A fish that could change the fate of the Amazon, creating new economic and development opportunities in the forest. Benefiting the environment and local communities. The arapaima (called in Portuguese “pirarucù”), It can reach three meters in length and weigh up to 2000 kilograms: with these measurements, it is the largest scaled freshwater fish in the world. For years, thanks to its size and firm, delicate flesh, it has been a cornerstone of the food chain of the Amazon rainforest populations: for decades, it was fished and sold in Manaus, an Amazonian city of 2,2 million inhabitants.

Then came the environmental destroyers and in the 70s, 80s and 90s, the intensive fishing It brought it close to collapse in many areas. And even in the first decade of the 2000s, scientists reported overfishing and harmful fishing of the arapaima in 90 percent of the villages monitored along a stretch of the Amazon River and its tributaries. Because it was large, valuable, and easy to catch when it rose to breathe, populations declined dramatically.
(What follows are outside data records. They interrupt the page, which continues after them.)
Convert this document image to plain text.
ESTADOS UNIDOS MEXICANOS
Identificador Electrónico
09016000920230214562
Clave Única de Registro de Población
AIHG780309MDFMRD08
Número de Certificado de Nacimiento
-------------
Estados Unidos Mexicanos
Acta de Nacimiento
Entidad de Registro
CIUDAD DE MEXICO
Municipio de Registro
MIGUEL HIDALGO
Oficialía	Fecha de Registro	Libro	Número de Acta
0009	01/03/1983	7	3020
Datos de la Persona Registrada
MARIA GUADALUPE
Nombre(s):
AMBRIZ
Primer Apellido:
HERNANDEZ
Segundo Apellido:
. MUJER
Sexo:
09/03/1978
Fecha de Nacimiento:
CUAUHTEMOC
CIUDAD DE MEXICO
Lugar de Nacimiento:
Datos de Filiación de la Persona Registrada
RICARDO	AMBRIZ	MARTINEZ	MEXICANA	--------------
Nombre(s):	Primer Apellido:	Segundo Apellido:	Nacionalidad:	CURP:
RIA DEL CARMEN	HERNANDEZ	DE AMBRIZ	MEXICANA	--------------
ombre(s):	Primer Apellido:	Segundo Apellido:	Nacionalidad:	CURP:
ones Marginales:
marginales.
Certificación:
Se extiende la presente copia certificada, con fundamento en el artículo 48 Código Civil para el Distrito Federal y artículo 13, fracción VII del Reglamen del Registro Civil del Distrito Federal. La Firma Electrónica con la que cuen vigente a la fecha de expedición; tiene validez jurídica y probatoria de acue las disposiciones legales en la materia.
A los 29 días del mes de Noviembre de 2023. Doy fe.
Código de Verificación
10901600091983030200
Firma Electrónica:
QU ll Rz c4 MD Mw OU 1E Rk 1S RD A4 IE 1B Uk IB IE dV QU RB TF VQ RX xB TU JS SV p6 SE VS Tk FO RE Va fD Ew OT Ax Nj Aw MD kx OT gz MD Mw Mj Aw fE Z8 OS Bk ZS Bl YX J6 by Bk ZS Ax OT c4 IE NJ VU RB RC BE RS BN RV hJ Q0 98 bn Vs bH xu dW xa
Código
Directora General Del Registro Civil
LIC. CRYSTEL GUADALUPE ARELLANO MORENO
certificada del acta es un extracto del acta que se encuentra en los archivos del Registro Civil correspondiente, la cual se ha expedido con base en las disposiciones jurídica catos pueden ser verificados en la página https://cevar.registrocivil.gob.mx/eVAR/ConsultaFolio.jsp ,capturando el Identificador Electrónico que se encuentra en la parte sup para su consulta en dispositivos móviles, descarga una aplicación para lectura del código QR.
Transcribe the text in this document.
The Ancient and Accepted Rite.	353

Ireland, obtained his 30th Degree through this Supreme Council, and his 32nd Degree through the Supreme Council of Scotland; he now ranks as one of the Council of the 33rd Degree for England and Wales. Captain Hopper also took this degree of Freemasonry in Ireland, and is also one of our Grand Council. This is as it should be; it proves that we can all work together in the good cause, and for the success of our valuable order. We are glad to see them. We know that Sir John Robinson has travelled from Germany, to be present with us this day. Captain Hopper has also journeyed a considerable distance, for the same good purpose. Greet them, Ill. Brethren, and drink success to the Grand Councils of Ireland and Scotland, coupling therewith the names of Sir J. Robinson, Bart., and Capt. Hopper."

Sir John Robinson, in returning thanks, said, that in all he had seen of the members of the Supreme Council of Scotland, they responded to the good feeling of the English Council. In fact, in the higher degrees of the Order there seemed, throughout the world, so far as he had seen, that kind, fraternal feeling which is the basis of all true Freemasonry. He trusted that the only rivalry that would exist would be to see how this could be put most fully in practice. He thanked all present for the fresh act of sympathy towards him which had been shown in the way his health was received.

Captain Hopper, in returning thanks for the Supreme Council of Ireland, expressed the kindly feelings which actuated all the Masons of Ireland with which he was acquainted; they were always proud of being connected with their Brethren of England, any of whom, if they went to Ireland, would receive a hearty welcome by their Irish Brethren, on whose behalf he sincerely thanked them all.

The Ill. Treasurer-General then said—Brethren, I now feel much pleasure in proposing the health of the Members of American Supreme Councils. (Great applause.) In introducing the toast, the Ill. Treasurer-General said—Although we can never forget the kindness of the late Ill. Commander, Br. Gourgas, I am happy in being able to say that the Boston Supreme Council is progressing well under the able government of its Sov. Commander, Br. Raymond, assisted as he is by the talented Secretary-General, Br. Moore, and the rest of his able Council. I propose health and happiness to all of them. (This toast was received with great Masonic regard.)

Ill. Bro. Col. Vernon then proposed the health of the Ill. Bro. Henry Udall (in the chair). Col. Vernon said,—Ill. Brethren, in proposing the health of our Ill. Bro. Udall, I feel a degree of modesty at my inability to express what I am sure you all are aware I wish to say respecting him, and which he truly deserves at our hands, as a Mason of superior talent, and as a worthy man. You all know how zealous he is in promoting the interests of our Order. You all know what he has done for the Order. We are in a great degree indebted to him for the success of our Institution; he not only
Local fishermen in canoes along an Amazon river

The turning point came when some Amazonian communities, together with researchers and environmental authorities, claimed the right to protect this fish and adopted a very simple but rigorous management system:

  • Every year, residents count the arapaima by observing how many times they surface to breathe;
  • only a portion of the population (often about 30 percent of adults) can be fished;
  • the rest is left to reproduce;
  • Illegal fishing is controlled by the inhabitants themselves.

The results were astonishing. In many reserves managed in this way, arapaima numbers increased several-fold in just a few years, while community incomes increased thanks to the legal sale of the fish. Scientific studies have documented recoveries more than tenfold compared to unprotected areas. In 2016, for example, Carlos Peres, a Brazilian professor of environmental sciences at the University of East Anglia in the United Kingdom, in collaboration with Joao Victor Campos-Silva, an ecologist specializing in the environmental and social impacts of arapaima, published a study of 83 lakes and found that the 13 open to free fishing contained just 9 arapaima specimens, while the 31 where free fishing was prohibited contained more than 300 individuals. Today, in the state of Amazonas, the epicenter of the Brazilian Amazon rainforest, more than 400 villages independently manage and monitor arapaima fishing in large parts of the Amazon basin.

All of this can change the future of the Amazon in a truly sustainable way. First, it creates a strong economic incentive to maintain intact aquatic ecosystems and the surrounding forest; if a community benefits annually from a healthy arapaima population, it has an interest in preventing local fishing, combating illegal land occupation, preventing the destruction of wetlands, and preserving the forest that regulates the water cycle on which the fish depend.

This model is often cited as an example of sustainable use of biodiversity: instead of completely prohibiting the use of natural resources, a limited extraction is allowed which finances their conservation.